La fédération indienne rassemble 17% de l’humanité. Elle est devenue la onzième économie mondiale et son taux de croissance, de l’ordre de 8% l’an en moyenne, fait d’elle un marché attractif - la classe moyenne susceptible d’acquérir une vaste gamme de biens de consommation est évaluée à quelque 300 millions de personnes.

Cependant, la France a encore du chemin à faire pour se rapprocher du géant asiatique. « L’oubli de l’Inde », que déplorait déjà le philosophe Roger-Paul Droit en 1989, s’inscrit dans la relation à éclipses qu’entretient la France avec cet Etat-civilisation.

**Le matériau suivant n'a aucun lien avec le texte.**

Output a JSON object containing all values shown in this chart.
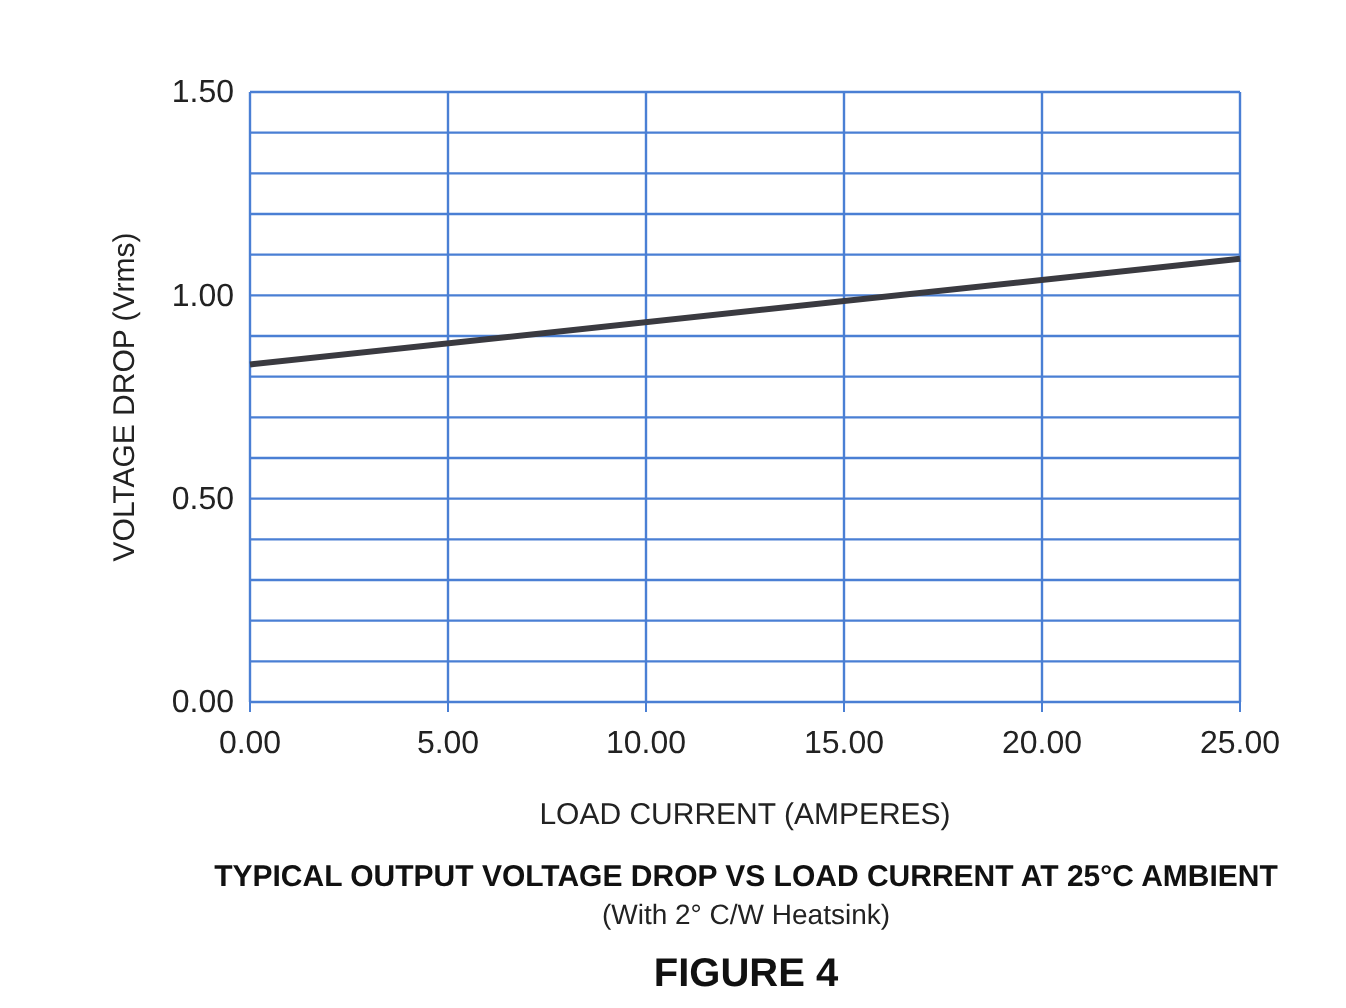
{
  "chart_data": {
    "type": "line",
    "title": "TYPICAL OUTPUT VOLTAGE DROP VS LOAD CURRENT AT 25°C AMBIENT",
    "subtitle": "(With 2° C/W Heatsink)",
    "annotations": [
      "FIGURE 4"
    ],
    "xlabel": "LOAD CURRENT (AMPERES)",
    "ylabel": "VOLTAGE  DROP (Vrms)",
    "x": [
      0,
      25
    ],
    "series": [
      {
        "color": "#3a3a40",
        "values": [
          0.83,
          1.09
        ]
      }
    ],
    "xlim": [
      0,
      25
    ],
    "ylim": [
      0,
      1.5
    ],
    "xticks": [
      {
        "value": 0,
        "label": "0.00"
      },
      {
        "value": 5,
        "label": "5.00"
      },
      {
        "value": 10,
        "label": "10.00"
      },
      {
        "value": 15,
        "label": "15.00"
      },
      {
        "value": 20,
        "label": "20.00"
      },
      {
        "value": 25,
        "label": "25.00"
      }
    ],
    "yticks": [
      {
        "value": 0,
        "label": "0.00"
      },
      {
        "value": 0.1,
        "label": null
      },
      {
        "value": 0.2,
        "label": null
      },
      {
        "value": 0.3,
        "label": null
      },
      {
        "value": 0.4,
        "label": null
      },
      {
        "value": 0.5,
        "label": "0.50"
      },
      {
        "value": 0.6,
        "label": null
      },
      {
        "value": 0.7,
        "label": null
      },
      {
        "value": 0.8,
        "label": null
      },
      {
        "value": 0.9,
        "label": null
      },
      {
        "value": 1,
        "label": "1.00"
      },
      {
        "value": 1.1,
        "label": null
      },
      {
        "value": 1.2,
        "label": null
      },
      {
        "value": 1.3,
        "label": null
      },
      {
        "value": 1.4,
        "label": null
      },
      {
        "value": 1.5,
        "label": "1.50"
      }
    ],
    "grid": true,
    "marker": "none",
    "line_style": "solid"
  }
}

Le passé français subsiste aujourd’hui à Pondichéry, « fenêtre culturelle de l’Inde vers la France » selon Jawaharlal Nehru, ancien Premier Ministre indien. Quelques milliers d’habitants y sont de nationalité française, et les Pondichériens constituent une bonne partie des expatriés indiens installés en France (autour de 100.000 personnes, concentrées surtout à Paris).

Les grands médias français s’intéressent encore peu à l’Inde. A titre d’exemple, nos télévisions et journaux qui avaient dépêché une armada de correspondants pour couvrir les Jeux Olympiques de Pékin sont restés muets sur les Jeux du Commonwealth organisés à New-Delhi en octobre 2010 - cet événement, qui a lieu tous les quatre ans, a pourtant mis en compétition 7.000 athlètes venus de 70 pays.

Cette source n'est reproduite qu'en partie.